The motion by Councilor George Cavanaugh included that this rule would be in effect until the Council meets again at their regularly scheduled meeting on June 10. The restriction of 6 feet between tables still remains in effect. Councilman Jay Slater has remained opposed to the reopening of the businesses.
Discussion was held in regard to the reopening of City Hall and the City Library, and members decided that they remain closed until June 10 when it will be reviewed by the Council. The city restrooms and shower facilities will reopen at the parks.
A great deal of time and discussion was once again held on De Smet airport projects. Councilman Lowell Hansen requested that the city consider constructing a containment pad at the airport at a cost of $12,912 to protect from future contamination of any fluids and to establish a baseline for future testing. Slater spoke by video, agreeing that this would be a good investment for the future and would be more user friendly for aerial applicators, hopefully increasing the usage of the airport.

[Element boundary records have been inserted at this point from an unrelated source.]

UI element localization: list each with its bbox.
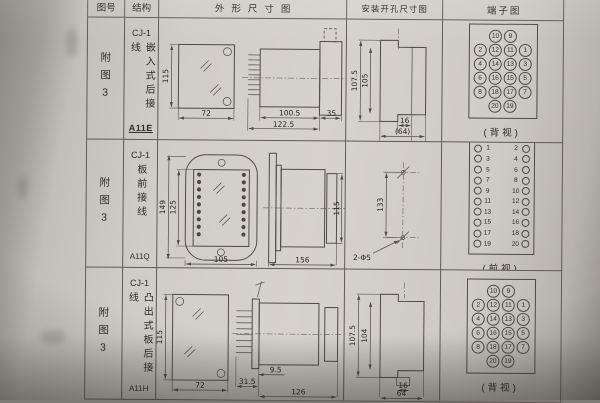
terminal-dot [522,145,530,153]
model-label: CJ-1 [132,28,151,38]
terminal-number-9: 9 [482,187,494,194]
model-label: CJ-1 [130,278,149,288]
terminal-circle-1: 1 [519,44,532,57]
dim-notch-width: 16 [400,116,410,125]
terminal-circle-14: 14 [487,313,500,326]
terminal-circle-6: 6 [474,72,487,85]
terminal-dot [473,219,481,227]
view-label-rear: (背视) [481,380,518,394]
terminal-circle-1: 1 [517,299,530,312]
figure-no-r2: 附图3 [86,140,124,268]
terminal-spacer [472,356,483,367]
dim-flange-depth: 35 [327,108,337,117]
terminal-circle-6: 6 [472,327,485,340]
terminal-circle-4: 4 [474,58,487,71]
dim-front-height: 115 [156,329,164,344]
terminal-dot [522,187,530,195]
terminal-circle-7: 7 [516,341,529,354]
terminal-circle-2: 2 [474,44,487,57]
terminal-circle-13: 13 [504,58,517,71]
terminal-dot [521,219,529,227]
model-label: CJ-1 [131,150,150,160]
terminal-diagram-r3: 1092121114141336161558181772019 (背视) [440,270,562,403]
install-svg-r1: 107.5 105 16 (64) [346,20,442,142]
terminal-circle-9: 9 [502,285,515,298]
terminal-circle-7: 7 [518,86,531,99]
dim-body-height: 125 [168,199,177,214]
terminal-diagram-r2: 1234567891011121314151617181920 (前视) [441,142,563,271]
terminal-spacer [474,101,485,112]
dim-front-width: 72 [201,108,211,117]
paper-smudge [40,330,66,344]
terminal-list: 1234567891011121314151617181920 [473,143,530,249]
terminal-circle-2: 2 [472,299,485,312]
figure-no-r1: 附图3 [87,18,125,140]
type-code: A11H [129,380,149,393]
terminal-number-14: 14 [510,209,522,216]
terminal-dot [521,240,529,248]
terminal-circle-19: 19 [503,100,516,113]
dim-body-length: 126 [291,387,306,396]
type-code-stamp: A11E [129,119,153,133]
terminal-circle-12: 12 [489,44,502,57]
outline-svg-r3: 115 72 9.5 31.5 126 [156,268,344,401]
terminal-circle-11: 11 [504,44,517,57]
terminal-circle-3: 3 [519,58,532,71]
paper-smudge [66,28,78,58]
dim-stud-depth: 9.5 [270,365,282,374]
dim-total-length: 122.5 [273,119,295,128]
relay-dimension-table: 图号 结构 外形尺寸图 安装开孔尺寸图 端子图 附图3 CJ-1 嵌入式后接线 … [84,0,564,403]
terminal-grid: 1092121114141336161558181772019 [473,30,533,113]
terminal-spacer [518,286,529,297]
terminal-number-2: 2 [510,145,522,152]
terminal-dot [474,176,482,184]
terminal-circle-20: 20 [486,355,499,368]
structure-r3: CJ-1 凸出式板后接线 A11H [122,268,157,400]
terminal-dot [522,166,530,174]
header-structure: 结构 [125,0,159,18]
terminal-dot [474,187,482,195]
terminal-circle-11: 11 [502,299,515,312]
install-drawing-r2: 133 2-Φ5 [345,142,442,271]
hole-spec-label: 2-Φ5 [353,253,371,262]
figure-no-text: 附图3 [96,306,111,360]
terminal-number-3: 3 [482,156,494,163]
dim-total-width: 64 [397,388,407,397]
terminal-dot [473,240,481,248]
terminal-number-15: 15 [481,219,493,226]
dim-flange-height: 149 [158,199,167,214]
terminal-row: 1112 [474,196,530,207]
install-drawing-r1: 107.5 105 16 (64) [346,20,443,143]
terminal-dot [474,166,482,174]
terminal-number-18: 18 [509,230,521,237]
terminal-number-8: 8 [510,177,522,184]
terminal-dot [522,177,530,185]
install-svg-r2: 133 2-Φ5 [345,142,441,270]
structure-r2: CJ-1 板前接线 A11Q [123,140,158,268]
terminal-spacer [519,101,530,112]
terminal-dot [521,230,529,238]
header-terminal-diagram: 端子图 [443,0,564,21]
terminal-number-4: 4 [510,156,522,163]
scanned-page-photo: 图号 结构 外形尺寸图 安装开孔尺寸图 端子图 附图3 CJ-1 嵌入式后接线 … [0,0,600,400]
terminal-row: 910 [474,185,530,196]
header-install-hole-dimensions: 安装开孔尺寸图 [347,0,443,20]
install-drawing-r3: 107.5 104 16 64 [344,270,441,403]
terminal-circle-9: 9 [504,30,517,43]
dim-inner-height: 105 [360,73,369,87]
terminal-circle-10: 10 [487,285,500,298]
terminal-spacer [473,286,484,297]
terminal-box: 1234567891011121314151617181920 [468,142,535,255]
terminal-number-11: 11 [482,198,494,205]
terminal-grid: 1092121114141336161558181772019 [471,285,531,368]
terminal-circle-17: 17 [503,86,516,99]
dim-side-length: 156 [295,255,310,264]
terminal-circle-8: 8 [471,341,484,354]
outline-drawing-r2: 149 125 105 156 115 [157,140,346,269]
type-code: A11Q [130,248,150,261]
terminal-number-7: 7 [482,177,494,184]
terminal-number-16: 16 [509,219,521,226]
terminal-number-5: 5 [482,166,494,173]
terminal-circle-5: 5 [519,72,532,85]
outline-drawing-r3: 115 72 9.5 31.5 126 [156,268,345,401]
dim-body-length: 100.5 [279,108,301,117]
terminal-circle-8: 8 [473,86,486,99]
terminal-number-1: 1 [482,145,494,152]
terminal-dot [474,208,482,216]
terminal-dot [473,229,481,237]
view-label-rear: (背视) [483,125,520,139]
terminal-dot [474,155,482,163]
terminal-number-10: 10 [510,188,522,195]
terminal-spacer [517,356,528,367]
terminal-dot [522,155,530,163]
terminal-row: 1314 [474,207,530,218]
dim-outer-height: 107.5 [350,69,359,91]
terminal-row: 12 [474,143,530,154]
terminal-row: 1718 [473,228,529,239]
terminal-row: 56 [474,164,530,175]
terminal-spacer [520,31,531,42]
dim-inner-height: 104 [360,328,369,342]
paper-smudge [18,176,28,198]
outline-svg-r1: 115 72 100.5 35 122.5 [158,18,346,141]
terminal-number-12: 12 [510,198,522,205]
outline-drawing-r1: 115 72 100.5 35 122.5 [158,18,347,141]
terminal-number-20: 20 [509,241,521,248]
terminal-circle-10: 10 [489,30,502,43]
terminal-circle-5: 5 [517,327,530,340]
terminal-dot [474,144,482,152]
terminal-circle-4: 4 [472,313,485,326]
terminal-circle-14: 14 [489,58,502,71]
dim-terminal-depth: 31.5 [239,376,256,385]
dim-outer-height: 107.5 [348,324,357,346]
dim-hole-spacing: 133 [376,197,385,211]
figure-no-text: 附图3 [97,176,112,230]
terminal-number-19: 19 [481,240,493,247]
terminal-box: 1092121114141336161558181772019 [468,24,538,120]
terminal-dot [522,198,530,206]
terminal-row: 1516 [473,217,529,228]
terminal-circle-16: 16 [487,327,500,340]
terminal-spacer [475,31,486,42]
terminal-circle-12: 12 [487,299,500,312]
outline-svg-r2: 149 125 105 156 115 [157,140,345,269]
terminal-circle-3: 3 [517,313,530,326]
terminal-circle-18: 18 [486,341,499,354]
terminal-circle-15: 15 [502,327,515,340]
terminal-row: 78 [474,175,530,186]
terminal-diagram-r1: 1092121114141336161558181772019 (背视) [442,20,564,143]
terminal-circle-13: 13 [502,313,515,326]
dim-total-width: (64) [395,126,410,135]
figure-no-text: 附图3 [98,51,113,105]
dim-side-height: 115 [332,201,341,216]
terminal-number-13: 13 [482,209,494,216]
terminal-circle-15: 15 [504,72,517,85]
terminal-circle-19: 19 [501,355,514,368]
dim-front-width: 72 [195,380,205,389]
install-svg-r3: 107.5 104 16 64 [344,270,440,402]
header-figure-no: 图号 [88,0,125,18]
figure-no-r3: 附图3 [85,268,123,400]
dim-front-width: 105 [214,254,229,263]
terminal-number-6: 6 [510,166,522,173]
structure-r1: CJ-1 嵌入式后接线 A11E [124,18,159,140]
wiring-type-label: 凸出式板后接线 [124,292,155,380]
wiring-type-label: 板前接线 [133,164,148,220]
terminal-circle-16: 16 [489,72,502,85]
terminal-circle-17: 17 [501,341,514,354]
terminal-row: 1920 [473,238,529,249]
wiring-type-label: 嵌入式后接线 [126,42,157,119]
terminal-circle-18: 18 [488,86,501,99]
terminal-dot [522,208,530,216]
terminal-circle-20: 20 [488,100,501,113]
header-outline-dimensions: 外形尺寸图 [159,0,347,20]
dim-front-height: 115 [161,68,170,83]
terminal-box: 1092121114141336161558181772019 [466,278,536,374]
terminal-row: 34 [474,154,530,165]
terminal-number-17: 17 [481,230,493,237]
terminal-dot [474,197,482,205]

He suggested that there could be possible financial assistance with the federal government’s CARES Act. This discussion was tabled to gather more information.

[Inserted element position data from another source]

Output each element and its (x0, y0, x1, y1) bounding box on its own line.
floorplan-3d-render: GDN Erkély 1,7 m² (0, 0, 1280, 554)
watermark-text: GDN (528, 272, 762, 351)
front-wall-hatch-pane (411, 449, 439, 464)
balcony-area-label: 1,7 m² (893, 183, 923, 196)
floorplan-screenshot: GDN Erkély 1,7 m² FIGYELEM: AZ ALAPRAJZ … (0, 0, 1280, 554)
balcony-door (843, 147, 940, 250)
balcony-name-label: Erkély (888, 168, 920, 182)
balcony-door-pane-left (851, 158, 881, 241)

A change order was approved for an increase in the Taxilane and Hardstand Improvement project at the airport with the understanding that this was still within the current grant that was received for the project.
Isaac Wilde appeared by video requesting to lease additional land for his aerial spraying business. Approval was given for a lease by Wilde of an 80 by 130-foot lot with care to be given to a recently seeded area.
Other action taken by the Council:
The Kingsbury Journal was selected as the official newspaper for the city.
Wes Clubb, manager of the summer baseball program, reported that youth baseball games will begin on June 4. The amount of $3,600 will be given to the program for supplies and pay for assistant coaches for travel and expenses. Background checks will be conducted for all summer recreation staff, including the baseball coaches.
Finance Officer Tracey Larson announced that the city was approved for a $565,000 State Revolving Fund loan for the water looping project to install approximately 2,040 linear feet of 6-inch water mains, installation of fire hydrants, valves, and street repairs.
Five building permit applications were approved, including three fences and two decks. An application by Jenney Grover for a small accessory house to be constructed in her backyard was denied, and two proposed additions for Troy Halverson will be given more review.
Rita Anderson reported the Development Corporation is moving forward on several projects, including the Kingsbury Journal, a new day care center and additional housing projects.
Councilor Hansen suggested studying the longevity of the water tower in town, which is almost 100 years old.